Special Needs Transportation

Conference focuses on collaboration, communication

Posted on April 1, 2006

ORLANDO, Fla. — Warm weather and cool vibes helped usher in the 15th National Conference & Exhibition on Transporting Students with Disabilities and Preschoolers. About 550 pupil transportation professionals attended the conference, held March 3-8.

Charlie Hood, conference chair and director of student transportation for the Florida Department of Education, and Roseann Schwaderer, president of Edupro Group, welcomed vendors, conferees and guests to the event, which included more than 40 educational sessions highlighting best practices in special-needs transportation.

Among the many workshops was a session on collaboration between special-needs educators and transporters. Peggy Burns of Adams 12 Five Star School in Thornton, Colo., presented 10 reasons for collaboration. The list stressed the need for special educators, transporters and parents to work together for the benefit of special-needs students.

“All areas of student transportation must share information for maximum efficiency,” Burns said.

The session included a distinguished panel of experts who offered instructive testimonials on working with IEP teams and special educators.

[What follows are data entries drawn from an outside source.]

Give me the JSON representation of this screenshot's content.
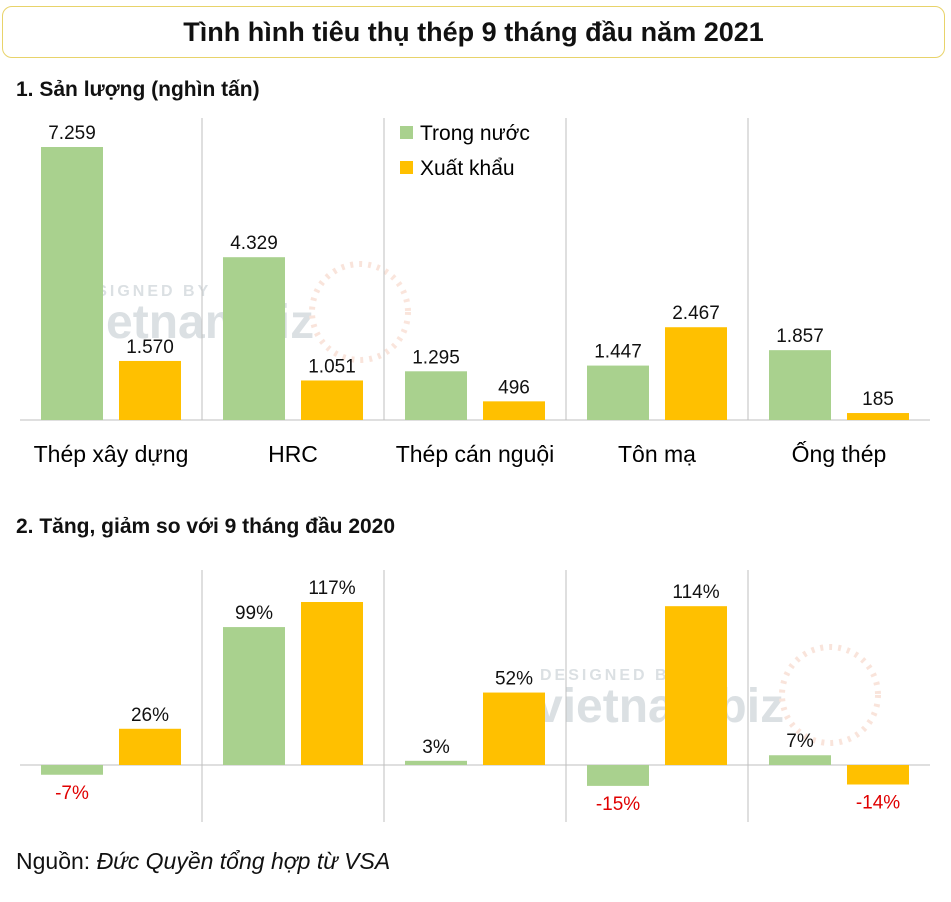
{
  "title": "Tình hình tiêu thụ thép 9 tháng đầu năm 2021",
  "source": {
    "label": "Nguồn: ",
    "text": "Đức Quyền tổng hợp từ VSA"
  },
  "watermark": {
    "top": "DESIGNED BY",
    "brand": "vietnambiz"
  },
  "colors": {
    "domestic": "#a9d18e",
    "export": "#ffc000",
    "negative_label": "#e00000",
    "divider": "#bfbfbf",
    "border": "#e8d36a"
  },
  "chart_data": [
    {
      "type": "bar",
      "title": "1. Sản lượng (nghìn tấn)",
      "categories": [
        "Thép xây dựng",
        "HRC",
        "Thép cán nguội",
        "Tôn mạ",
        "Ống thép"
      ],
      "series": [
        {
          "name": "Trong nước",
          "values": [
            7259,
            4329,
            1295,
            1447,
            1857
          ],
          "labels": [
            "7.259",
            "4.329",
            "1.295",
            "1.447",
            "1.857"
          ]
        },
        {
          "name": "Xuất khẩu",
          "values": [
            1570,
            1051,
            496,
            2467,
            185
          ],
          "labels": [
            "1.570",
            "1.051",
            "496",
            "2.467",
            "185"
          ]
        }
      ],
      "legend": "top-center",
      "ylim": [
        0,
        7259
      ]
    },
    {
      "type": "bar",
      "title": "2. Tăng, giảm so với 9 tháng đầu 2020",
      "categories": [
        "Thép xây dựng",
        "HRC",
        "Thép cán nguội",
        "Tôn mạ",
        "Ống thép"
      ],
      "series": [
        {
          "name": "Trong nước",
          "values": [
            -7,
            99,
            3,
            -15,
            7
          ],
          "labels": [
            "-7%",
            "99%",
            "3%",
            "-15%",
            "7%"
          ]
        },
        {
          "name": "Xuất khẩu",
          "values": [
            26,
            117,
            52,
            114,
            -14
          ],
          "labels": [
            "26%",
            "117%",
            "52%",
            "114%",
            "-14%"
          ]
        }
      ],
      "ylim": [
        -15,
        117
      ]
    }
  ]
}
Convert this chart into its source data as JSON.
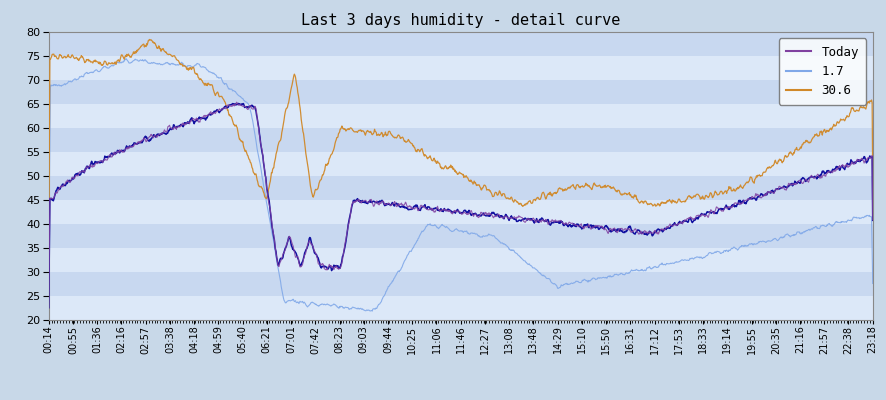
{
  "title": "Last 3 days humidity - detail curve",
  "ylim": [
    20,
    80
  ],
  "yticks": [
    20,
    25,
    30,
    35,
    40,
    45,
    50,
    55,
    60,
    65,
    70,
    75,
    80
  ],
  "bg_outer": "#c8d8e8",
  "bg_inner": "#c8d8f0",
  "stripe_white": "#dce8f8",
  "stripe_blue": "#b8cce4",
  "line_today_color": "#8040a0",
  "line_today_dark": "#1010a0",
  "line_17_color": "#80a8e8",
  "line_306_color": "#d08828",
  "legend_labels": [
    "Today",
    "1.7",
    "30.6"
  ],
  "x_labels": [
    "00:14",
    "00:55",
    "01:36",
    "02:16",
    "02:57",
    "03:38",
    "04:18",
    "04:59",
    "05:40",
    "06:21",
    "07:01",
    "07:42",
    "08:23",
    "09:03",
    "09:44",
    "10:25",
    "11:06",
    "11:46",
    "12:27",
    "13:08",
    "13:48",
    "14:29",
    "15:10",
    "15:50",
    "16:31",
    "17:12",
    "17:53",
    "18:33",
    "19:14",
    "19:55",
    "20:35",
    "21:16",
    "21:57",
    "22:38",
    "23:18"
  ],
  "figsize": [
    8.86,
    4.0
  ],
  "dpi": 100
}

Katherine Baltes, transportation manager at Community Bus Services in Warren, Ohio, and Susan Shutrump, OT/PT supervisor at Trumbull County (Ohio) Educational Service Center, presented effective ways to produce creative but inexpensive individual transportation plans (ITP). The duo broke down the complexities of the ITP by explaining the relevance of each question and how to respond to them appropriately.

Alex Robinson, director of transportation for the San Diego Unified School District, discussed ways that special-needs transporters can work with teachers and parents to solve problems that arise when transporting students. Robinson stressed the need for accessibility, open communication and thinking outside the box. She recalled the mixed emotions she sometimes experienced with parents who had done their homework and understood the services available to their child. “We want parents who know their rights,” she said. “If they know their rights, then they also know their responsibilities.”

Kathy Strotmeyer of the American Academy of Pediatrics led a session on care and management of child safety restraints. The presentation included objectives such as understanding each other’s objectives at the scene of a school bus crash, increasing levels of communication and identifying areas of cooperation to enhance effectiveness.

The workshops and exhibition, which featured a full house of OEMs and vendors, were well attended.

“We had specific goals when we structured this year’s program, and I’m pleased with the successes we had in meeting them,” Schwaderer said. “Fourteen speakers were first-timers for us, and they did an excellent job in complementing presentations from our tenured faculty and national board of advisors.”

Next year’s conference and trade show will be held in Louisville, Ky., March 8-14.